Cost savings and higher quality results
There’s a long list of good reasons to have your source materials reviewed by a professional before sending them for translation. Here are just a few:
- Readability: If the proofreader doesn’t understand a term, abbreviation or particular wording in your source content, there’s a pretty good chance your intended audience — not to mention the translators responsible for localizing the document — won’t understand it either.
- Less time spent clarifying issues during the translation process: When you’ve got deadlines coming up, questions and requests for clarification from translators are the last thing you and your team need. But this type of feedback is common, and the best way to save time down the line and ensure you meet your deadlines is to set time aside up front to have your source materials thoroughly reviewed so that you can address any and all potential issues before the translators set to work.
- Text quality: The quality criteria placed on any given document or media depend on the type of content they contain, the target audience, the communication goal and any legal requirements they might be subject to. In a preliminary review, a professional proofreader checks your text against these and other quality criteria you specify. When it comes to quality, the technical side of things also matters. For translation, this means making sure translation memories are populated with high-quality entries by first ensuring that the source document is completely free of errors. Failure to do so could end up costing you later on.
- Getting the most out of translation memories: It’s important to make sure that source documents use consistent spelling, names, terminology, units of measure, slogans and formatting. Even minute differences in a text are taken into account by translation memories, and a lack of consistency means you might end up footing the bill for text which has already been translated.

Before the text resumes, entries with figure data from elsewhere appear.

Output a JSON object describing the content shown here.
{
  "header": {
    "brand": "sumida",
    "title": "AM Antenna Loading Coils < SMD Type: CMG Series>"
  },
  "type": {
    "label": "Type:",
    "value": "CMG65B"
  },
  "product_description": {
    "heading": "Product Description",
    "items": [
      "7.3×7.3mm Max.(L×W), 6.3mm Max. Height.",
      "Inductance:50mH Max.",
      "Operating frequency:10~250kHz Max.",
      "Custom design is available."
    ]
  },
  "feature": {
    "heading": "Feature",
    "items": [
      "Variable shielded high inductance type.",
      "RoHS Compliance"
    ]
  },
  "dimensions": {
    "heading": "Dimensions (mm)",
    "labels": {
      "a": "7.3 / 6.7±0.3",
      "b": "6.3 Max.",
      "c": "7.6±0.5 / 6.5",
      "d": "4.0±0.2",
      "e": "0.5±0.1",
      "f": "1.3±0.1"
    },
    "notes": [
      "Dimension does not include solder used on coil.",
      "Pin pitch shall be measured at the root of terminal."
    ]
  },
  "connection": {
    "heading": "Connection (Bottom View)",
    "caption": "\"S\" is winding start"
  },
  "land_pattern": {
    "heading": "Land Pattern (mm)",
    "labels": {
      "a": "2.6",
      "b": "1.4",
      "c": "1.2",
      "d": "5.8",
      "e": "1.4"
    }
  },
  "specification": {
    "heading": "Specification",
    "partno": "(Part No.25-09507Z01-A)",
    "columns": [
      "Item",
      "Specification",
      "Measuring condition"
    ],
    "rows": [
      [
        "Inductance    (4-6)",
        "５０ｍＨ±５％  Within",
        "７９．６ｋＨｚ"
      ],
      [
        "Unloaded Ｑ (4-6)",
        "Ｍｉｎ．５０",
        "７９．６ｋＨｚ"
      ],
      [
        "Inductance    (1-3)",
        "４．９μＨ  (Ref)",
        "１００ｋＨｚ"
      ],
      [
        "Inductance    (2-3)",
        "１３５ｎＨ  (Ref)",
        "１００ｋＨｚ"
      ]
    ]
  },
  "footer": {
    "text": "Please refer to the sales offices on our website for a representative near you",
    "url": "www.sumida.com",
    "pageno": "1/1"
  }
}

- Higher rates of correspondence between source and target: Translation memories are often used for translating in both directions (Across actually does this by default). This means your source text may be used at a later point in time as a suggested translation if there’s a high enough correspondence between the new source text and the former target text. For German to English translations, this means your German originals are kept in the translation memory to be used as potential content for subsequent translations from English into German, thus impacting the quality of expression in your target documents. Given the increasing amount of content being produced by non-native speakers today, it’s essential to have your source materials thoroughly reviewed prior to being translated to avoid having to make corrections and clean up your translation memories later.